Showing posts with label daughter. Show all posts
Showing posts with label daughter. Show all posts

Monday, January 23, 2012

A pagan ritual...and THIS is why people have babies!

My daughter and I connected yesterday in a beautiful manner.  I took her to the mall (I rarely do that, as I emphatically do NOT enjoy this typical American pastime) and pushed her around in her stroller (which I also rarely do, as I "wear" her everywhere), and this little girl was thrilled! The sounds, the sights, the people, the glitter; she simply loved it. And then we sat down to give her a bottle and she ended up laughing (and drinking at the same time!) and playing with my face--yanking my ears, my chin, caressing my cheek and smiling and giggling. As for me, I was loving it, too. So happy, so content. And she is beautiful, absolutely stunning--my round face and luminous eyes; her father's auburn hair, light skin and stunning blue eye color. This afternoon was worth everything. And this is why people have babies : )

Things are getting very intense now, as my "rendezvous" is approaching--less than two weeks to go. We are making plans, mercilessly teasing each other, finishing up our shopping expeditions...for me, I try to make every encounter different. This time, it's all about the details. Those exquisite details from etsy, the collar he gave me, sexy black stiletto heels, tatted lace bracelets from England, and the perfect finishing touch--Italian black stockings with red lace from Papilio. The sales woman helped me pick out the perfect touch : ) Ahhh. I'd already sent him the leather bracelet, just to get his mind racing...he's a very intellectual thinker and planner and these details send him over the edge; I just love it. And as for him, he's actually been making (permanent!) changes to his bedroom just for me, to accommodate my particular tastes. What a treat this will be. Next weekend is my spa day to purify my body; a ritual that I do every time. I feel as though I am preparing for a pagan ritual, and perhaps this is exactly what it is. It feels natural and in touch with the primal forces of nature--last time we were together, the crickets sang (their mating sound) so loudly, almost to match the songs coming from the inside of the house, that he calls me "the woman who speaks cricket" and I call him "the man who makes crickets jealous."

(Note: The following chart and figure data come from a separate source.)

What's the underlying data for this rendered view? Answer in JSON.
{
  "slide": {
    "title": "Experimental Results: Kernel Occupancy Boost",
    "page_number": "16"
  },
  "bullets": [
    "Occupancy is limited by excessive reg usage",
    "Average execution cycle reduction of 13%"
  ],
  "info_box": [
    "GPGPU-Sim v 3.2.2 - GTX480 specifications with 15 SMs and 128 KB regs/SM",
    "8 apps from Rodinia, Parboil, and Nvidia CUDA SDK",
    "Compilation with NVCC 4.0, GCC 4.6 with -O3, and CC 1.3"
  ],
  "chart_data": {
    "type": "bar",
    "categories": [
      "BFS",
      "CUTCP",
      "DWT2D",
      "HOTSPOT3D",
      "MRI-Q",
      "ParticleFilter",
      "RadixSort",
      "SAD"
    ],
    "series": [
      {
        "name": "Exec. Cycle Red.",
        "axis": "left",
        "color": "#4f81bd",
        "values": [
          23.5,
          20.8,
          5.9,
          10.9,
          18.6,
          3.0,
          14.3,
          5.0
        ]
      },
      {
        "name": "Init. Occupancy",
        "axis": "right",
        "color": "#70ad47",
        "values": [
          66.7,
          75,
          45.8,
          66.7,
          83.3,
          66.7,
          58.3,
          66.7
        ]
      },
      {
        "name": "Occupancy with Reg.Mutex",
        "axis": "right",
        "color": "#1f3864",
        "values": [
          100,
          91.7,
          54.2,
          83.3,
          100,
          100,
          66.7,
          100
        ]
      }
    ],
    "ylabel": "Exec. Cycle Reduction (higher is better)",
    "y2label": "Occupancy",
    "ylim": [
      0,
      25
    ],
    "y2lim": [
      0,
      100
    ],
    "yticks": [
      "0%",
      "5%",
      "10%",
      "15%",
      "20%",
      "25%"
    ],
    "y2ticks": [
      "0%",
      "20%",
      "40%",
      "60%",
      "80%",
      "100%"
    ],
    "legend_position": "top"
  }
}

Thursday, November 3, 2011

Oh joy!




Ah, Eulogy for Evolution. That really makes me think. 3055 by Ólafur Arnalds, a young Icelandic artist I have just discovered. Beautiful, haunting music. It seems appropriate for my state of mind. Perhaps you can understand.

Having a child is both life and death. Death of one's old life. Birth of another. It took me this long to feel the bright red pulsing of intense love for the little soul who wreaked such havoc in my life. I needed distance until now; I needed 8 hours away every day, an adult focus on adult things. All of the sudden, my heart bloomed like a rose in full flower. Words don't do this feeling justice. Just music.

She smiles at me with compassion, this little soul. She smiles at her daddy with excitement; she smiles at me with COMPASSION. Is this the way I smile at her, mirrored back? Oh God, I am in tears. This compassionate, understanding smile--I have never seen a smile like this, ever. My heart is healing. Each time I look at her, my heart mends another minuscule tear. I know she feels loved. She does not get upset when I leave her in the morning for work. She knows I'm coming back...she knows the evening is all ours!

She has saved my life. Just as my friend foretold. And we've hardly even begun.

Oh life, beautiful life, so full of pain and joy. One cannot exist without the other. The excruciating pain of birth brings with it the exquisite joy of life.